Japanese insurance companies
Although the trust banks manage over 60 percent of the ¥40 trillion in Japan's private pension assets, life insurers pick up most of the rest.
Japan's insurance industry differs from America's because the Japanese industry is much more protected and regulated. The Japanese insurance industry is separated into life insurance and casualty insurance. The same firm may not yet underwrite services in both sectors.
The insurance industry is very concentrated. Whereas America has over 2,200 life and 3,900 casualty insurers, Japan only has about 25 life and 25 domestic casualty insurers. This high degree of concentration makes it easier for collusion, and insurance cartels are even allowed under the Insurance Business Act.
For example once a year the life insurance cartel gets together, finds the dividend payout rate that everyone can afford and the premium rate everyone needs for profitability. Results of the cartel's meeting are then published in the press. Such a practice would probably bring out calls for anti-trust action in the United States, but in Japan it is a non-event.
This concentration also leads to large firms. Japan is home to the world's largest life insurer, Nippon Life, which has assets of over $240 billion. The world's second largest life insurer, America's Prudential, has assets of $200 billion.
Because mortality rates for large numbers of people are predictable, life insurers can collect and invest funds on a long-term basis. This long-term investment outlook is seen when looking at the asset mix of the life insurance companies.
Long-term loans, at 40 percent, are the largest chunk of life insurers' assets. In 1979 however, this figure was nearly 60 percent. Thus life insurers face the same problem that the city banks do. Their favorite loan customers - large corporations - are finding it cheaper to obtain debt directly through bonds.
Next 20 percent of life insurer's assets are invested in stocks. As a group, life insurers are the largest holders of stock in Japan, with commercial banks second. Life insurers hold about 15 percent of all of Japan's publicly held equity, while banks hold about 10 percent.
However partly because of quirky regulations, the life insurers are becoming increasingly unwilling to invest in stocks. Even with the recent crash in the Tokyo stock market, Japanese stocks have been good investments with lots of capital appreciation over the decades.
Nevertheless Japanese stocks still have miserly yields. This is a problem for life insurers because they can pay dividends only out of income streams, not out of capital gains.
Thus although life insurers are sitting on huge amounts of unrealized capital gains in stocks, they cannot turn these gains into dividend payments.
This accounts for some otherwise questionable investment behavior of Japanese life insurers. For example life insurers bought billions of dollars worth of unhedged, long-term US treasury bonds in the 1980s.
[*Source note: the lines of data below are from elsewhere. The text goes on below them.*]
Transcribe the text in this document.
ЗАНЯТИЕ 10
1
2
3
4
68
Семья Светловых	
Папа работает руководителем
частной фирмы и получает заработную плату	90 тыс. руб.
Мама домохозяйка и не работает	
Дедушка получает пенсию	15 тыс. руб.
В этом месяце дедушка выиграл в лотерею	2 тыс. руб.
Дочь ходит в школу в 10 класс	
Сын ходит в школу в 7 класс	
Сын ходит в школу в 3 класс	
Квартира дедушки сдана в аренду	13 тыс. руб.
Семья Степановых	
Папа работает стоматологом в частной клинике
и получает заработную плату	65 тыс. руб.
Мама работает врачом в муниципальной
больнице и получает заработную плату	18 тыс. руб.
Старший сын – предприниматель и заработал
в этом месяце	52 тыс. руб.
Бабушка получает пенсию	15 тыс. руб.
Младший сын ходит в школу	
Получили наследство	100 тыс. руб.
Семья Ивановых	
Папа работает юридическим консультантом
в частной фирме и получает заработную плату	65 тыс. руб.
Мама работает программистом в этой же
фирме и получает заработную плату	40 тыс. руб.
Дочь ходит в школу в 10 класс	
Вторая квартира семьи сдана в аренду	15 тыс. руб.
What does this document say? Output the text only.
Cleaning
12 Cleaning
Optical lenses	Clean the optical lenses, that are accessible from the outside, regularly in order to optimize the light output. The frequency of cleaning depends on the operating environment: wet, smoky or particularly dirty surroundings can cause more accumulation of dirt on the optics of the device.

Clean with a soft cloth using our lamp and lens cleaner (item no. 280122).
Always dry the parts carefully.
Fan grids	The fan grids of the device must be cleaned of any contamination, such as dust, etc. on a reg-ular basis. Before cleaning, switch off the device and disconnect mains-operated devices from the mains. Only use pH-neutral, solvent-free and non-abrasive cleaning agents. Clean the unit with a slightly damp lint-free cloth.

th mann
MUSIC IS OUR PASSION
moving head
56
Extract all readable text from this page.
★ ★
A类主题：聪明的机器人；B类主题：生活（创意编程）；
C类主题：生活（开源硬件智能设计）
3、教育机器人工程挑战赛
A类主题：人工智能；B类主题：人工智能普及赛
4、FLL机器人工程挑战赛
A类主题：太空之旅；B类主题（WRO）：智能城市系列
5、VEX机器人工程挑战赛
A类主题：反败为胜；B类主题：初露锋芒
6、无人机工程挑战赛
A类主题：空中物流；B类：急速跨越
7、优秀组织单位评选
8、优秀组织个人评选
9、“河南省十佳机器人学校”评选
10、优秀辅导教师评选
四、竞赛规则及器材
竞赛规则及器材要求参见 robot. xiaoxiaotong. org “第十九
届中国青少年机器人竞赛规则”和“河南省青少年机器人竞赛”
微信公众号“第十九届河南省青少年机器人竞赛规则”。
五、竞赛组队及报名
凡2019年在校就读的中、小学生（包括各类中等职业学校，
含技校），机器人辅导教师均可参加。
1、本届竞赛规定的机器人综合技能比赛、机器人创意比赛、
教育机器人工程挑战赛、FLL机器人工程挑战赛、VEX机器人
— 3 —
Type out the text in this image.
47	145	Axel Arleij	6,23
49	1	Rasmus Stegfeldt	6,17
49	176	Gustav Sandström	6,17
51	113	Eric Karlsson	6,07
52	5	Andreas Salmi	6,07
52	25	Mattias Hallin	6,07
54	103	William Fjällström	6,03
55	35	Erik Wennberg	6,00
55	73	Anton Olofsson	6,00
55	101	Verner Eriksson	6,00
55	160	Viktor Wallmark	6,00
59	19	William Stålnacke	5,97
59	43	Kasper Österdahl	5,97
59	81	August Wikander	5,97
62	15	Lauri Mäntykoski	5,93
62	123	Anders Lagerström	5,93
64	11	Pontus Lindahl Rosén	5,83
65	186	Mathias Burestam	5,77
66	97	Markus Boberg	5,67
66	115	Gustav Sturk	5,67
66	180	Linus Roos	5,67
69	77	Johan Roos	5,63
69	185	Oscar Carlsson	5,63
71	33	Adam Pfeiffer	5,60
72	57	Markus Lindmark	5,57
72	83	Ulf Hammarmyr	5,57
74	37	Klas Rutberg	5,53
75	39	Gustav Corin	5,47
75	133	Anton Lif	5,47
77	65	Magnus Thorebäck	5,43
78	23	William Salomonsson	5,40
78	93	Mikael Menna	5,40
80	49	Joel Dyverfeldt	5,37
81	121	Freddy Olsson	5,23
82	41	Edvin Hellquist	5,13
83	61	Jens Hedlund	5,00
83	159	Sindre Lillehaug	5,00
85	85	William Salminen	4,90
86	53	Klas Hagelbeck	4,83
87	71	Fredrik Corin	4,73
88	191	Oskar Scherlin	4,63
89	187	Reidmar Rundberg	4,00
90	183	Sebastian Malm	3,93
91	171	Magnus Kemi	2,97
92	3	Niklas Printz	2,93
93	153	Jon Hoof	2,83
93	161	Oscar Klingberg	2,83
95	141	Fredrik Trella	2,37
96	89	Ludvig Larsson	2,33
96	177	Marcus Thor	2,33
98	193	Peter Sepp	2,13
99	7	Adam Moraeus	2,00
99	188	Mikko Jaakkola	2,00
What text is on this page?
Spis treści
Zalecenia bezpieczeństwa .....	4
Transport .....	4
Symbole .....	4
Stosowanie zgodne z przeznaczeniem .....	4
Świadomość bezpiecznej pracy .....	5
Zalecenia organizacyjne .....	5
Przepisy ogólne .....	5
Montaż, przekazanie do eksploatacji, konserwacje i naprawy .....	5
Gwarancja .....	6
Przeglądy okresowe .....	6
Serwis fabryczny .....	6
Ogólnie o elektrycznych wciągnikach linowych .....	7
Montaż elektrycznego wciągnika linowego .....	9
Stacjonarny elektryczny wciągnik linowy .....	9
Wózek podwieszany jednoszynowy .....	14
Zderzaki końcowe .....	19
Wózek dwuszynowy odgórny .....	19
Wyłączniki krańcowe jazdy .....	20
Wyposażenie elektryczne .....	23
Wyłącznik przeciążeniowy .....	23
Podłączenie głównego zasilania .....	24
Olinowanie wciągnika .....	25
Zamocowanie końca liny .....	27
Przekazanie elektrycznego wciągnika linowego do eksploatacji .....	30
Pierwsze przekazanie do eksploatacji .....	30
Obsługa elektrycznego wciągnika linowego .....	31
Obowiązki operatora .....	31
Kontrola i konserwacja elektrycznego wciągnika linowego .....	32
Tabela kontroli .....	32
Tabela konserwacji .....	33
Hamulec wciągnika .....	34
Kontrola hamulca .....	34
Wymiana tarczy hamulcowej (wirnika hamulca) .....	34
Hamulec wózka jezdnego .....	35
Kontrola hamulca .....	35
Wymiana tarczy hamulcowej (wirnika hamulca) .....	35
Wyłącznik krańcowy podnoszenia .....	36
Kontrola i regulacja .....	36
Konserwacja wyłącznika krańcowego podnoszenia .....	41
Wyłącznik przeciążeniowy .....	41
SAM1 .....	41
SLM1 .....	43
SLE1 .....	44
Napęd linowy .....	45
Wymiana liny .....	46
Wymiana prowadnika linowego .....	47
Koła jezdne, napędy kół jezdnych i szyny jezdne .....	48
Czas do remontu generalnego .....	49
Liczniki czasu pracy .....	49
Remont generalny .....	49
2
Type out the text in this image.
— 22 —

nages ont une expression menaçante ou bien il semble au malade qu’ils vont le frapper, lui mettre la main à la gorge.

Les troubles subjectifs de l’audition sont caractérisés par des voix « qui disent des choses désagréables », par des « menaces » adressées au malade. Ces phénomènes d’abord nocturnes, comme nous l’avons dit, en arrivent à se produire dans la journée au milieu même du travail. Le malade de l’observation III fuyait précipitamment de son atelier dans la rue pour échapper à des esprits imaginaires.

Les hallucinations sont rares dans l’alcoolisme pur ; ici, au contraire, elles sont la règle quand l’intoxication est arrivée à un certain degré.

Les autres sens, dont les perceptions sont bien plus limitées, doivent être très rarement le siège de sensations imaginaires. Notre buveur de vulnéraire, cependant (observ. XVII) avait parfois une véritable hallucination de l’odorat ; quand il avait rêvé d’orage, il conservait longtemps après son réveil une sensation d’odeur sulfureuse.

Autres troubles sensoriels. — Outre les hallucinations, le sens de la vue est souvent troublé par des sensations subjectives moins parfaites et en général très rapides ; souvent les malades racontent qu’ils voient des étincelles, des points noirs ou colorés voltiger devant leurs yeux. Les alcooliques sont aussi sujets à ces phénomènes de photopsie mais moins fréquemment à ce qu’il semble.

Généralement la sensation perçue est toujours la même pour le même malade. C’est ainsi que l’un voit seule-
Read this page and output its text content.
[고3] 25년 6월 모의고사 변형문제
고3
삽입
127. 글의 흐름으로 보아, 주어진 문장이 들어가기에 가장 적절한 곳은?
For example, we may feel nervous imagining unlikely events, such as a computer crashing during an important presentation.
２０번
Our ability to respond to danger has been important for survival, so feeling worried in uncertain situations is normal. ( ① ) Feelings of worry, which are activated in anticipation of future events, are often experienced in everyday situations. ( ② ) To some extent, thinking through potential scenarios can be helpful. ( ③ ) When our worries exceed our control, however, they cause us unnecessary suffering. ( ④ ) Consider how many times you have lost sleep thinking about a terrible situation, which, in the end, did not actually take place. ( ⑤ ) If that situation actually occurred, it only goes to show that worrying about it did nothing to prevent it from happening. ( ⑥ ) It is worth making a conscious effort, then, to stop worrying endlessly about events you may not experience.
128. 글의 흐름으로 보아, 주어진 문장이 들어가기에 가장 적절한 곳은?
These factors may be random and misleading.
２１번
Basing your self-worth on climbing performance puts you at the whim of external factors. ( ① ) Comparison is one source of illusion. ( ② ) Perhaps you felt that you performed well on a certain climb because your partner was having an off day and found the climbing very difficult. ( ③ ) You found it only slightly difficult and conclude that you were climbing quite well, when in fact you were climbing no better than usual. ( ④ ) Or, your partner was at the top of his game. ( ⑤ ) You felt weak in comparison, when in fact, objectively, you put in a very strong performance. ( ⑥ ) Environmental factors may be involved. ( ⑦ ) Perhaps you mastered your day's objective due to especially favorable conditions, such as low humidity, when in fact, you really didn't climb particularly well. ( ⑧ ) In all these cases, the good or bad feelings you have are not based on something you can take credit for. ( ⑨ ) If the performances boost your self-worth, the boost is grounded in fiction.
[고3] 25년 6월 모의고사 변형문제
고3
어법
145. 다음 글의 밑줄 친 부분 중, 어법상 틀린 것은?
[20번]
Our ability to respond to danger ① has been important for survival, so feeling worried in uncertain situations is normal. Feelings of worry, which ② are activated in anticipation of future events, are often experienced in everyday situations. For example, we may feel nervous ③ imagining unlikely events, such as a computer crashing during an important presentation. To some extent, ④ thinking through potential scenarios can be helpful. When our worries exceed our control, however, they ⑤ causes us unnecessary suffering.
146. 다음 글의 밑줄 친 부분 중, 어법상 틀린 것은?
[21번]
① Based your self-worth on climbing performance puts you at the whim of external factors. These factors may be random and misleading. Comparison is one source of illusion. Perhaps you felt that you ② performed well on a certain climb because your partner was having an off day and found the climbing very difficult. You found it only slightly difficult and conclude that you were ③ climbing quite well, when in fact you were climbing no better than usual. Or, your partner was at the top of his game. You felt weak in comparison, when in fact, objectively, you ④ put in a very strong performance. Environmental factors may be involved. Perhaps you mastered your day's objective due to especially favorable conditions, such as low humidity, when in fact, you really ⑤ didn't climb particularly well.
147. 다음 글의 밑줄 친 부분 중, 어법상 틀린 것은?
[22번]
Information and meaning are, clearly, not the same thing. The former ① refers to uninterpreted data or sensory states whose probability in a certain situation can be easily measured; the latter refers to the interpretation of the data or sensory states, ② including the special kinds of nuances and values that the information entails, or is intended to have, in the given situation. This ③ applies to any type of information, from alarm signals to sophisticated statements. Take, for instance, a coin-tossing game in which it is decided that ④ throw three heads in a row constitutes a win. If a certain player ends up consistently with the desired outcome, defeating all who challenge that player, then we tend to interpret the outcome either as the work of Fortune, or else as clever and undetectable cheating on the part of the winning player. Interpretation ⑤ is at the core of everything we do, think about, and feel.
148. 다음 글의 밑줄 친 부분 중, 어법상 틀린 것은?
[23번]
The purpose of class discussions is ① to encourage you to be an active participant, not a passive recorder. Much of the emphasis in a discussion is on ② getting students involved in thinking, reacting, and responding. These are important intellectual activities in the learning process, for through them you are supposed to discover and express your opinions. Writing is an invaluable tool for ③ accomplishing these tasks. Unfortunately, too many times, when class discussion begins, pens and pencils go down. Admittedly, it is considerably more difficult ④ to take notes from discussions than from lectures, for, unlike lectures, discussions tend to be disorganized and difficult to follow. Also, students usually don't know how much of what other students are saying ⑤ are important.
When the value of these bonds dropped due to the dollar's devaluation, the insurers lost a bundle. But they didn't care because the bonds, which had an interest rate much higher than that available in Japan, provided large coupon payments which the insurers used to pay off their policy holders.
Thus because of the low dividend yield on stocks, Japanese life insurers will increasingly invest only in the stock of those companies in the same keiretsu. By doing so, life insurers cement relationships where the insurer can provide loans and sell its products to firms of the same keiretsu.
These products are becoming harder to sell, however. For a long time life insurers could offer investments that paid dividends much higher than similar products offered by other institutions like banks. These insurance products were merely savings vehicles like annuities and not life insurance.
The problem is that deregulation is increasing competition. Regulators have forced life insurers to reduce their rates of return, and now banks can offer deregulated deposits with higher interest rates. This caused premium collections to fall. In 1993 alone, personal annuity insurance collections fell 14 percent.
Thus for reasons of diversification, the life insurers may be interested in acquiring some of their fellow casualty insurers. Although this was impossible in the past, it may be allowed soon.
Casualty insurers have reason to fear deregulation because the life insurers are much larger than the casualty insurers. Life insurers - with total assets of ¥150 trillion - have more than five times the assets of the casualty insurers.
Casualty insurers derive 65 percent of their revenues from auto insurance. Automobile insurance - again with the help of a cartel - is quite profitable in safe and cautious Japan. Because casualty insurers must be able to meet unpredictable disasters, they invest most of their assets in short-term instruments, and the assets of Japanese casualty insurers reflect this.
Foreign insurers hold no more than three percent of the Japanese insurance business. In life insurance, a joint venture between Seibu and All State is notable, while in casualty insurance, AIU and CIGNA are among the leaders.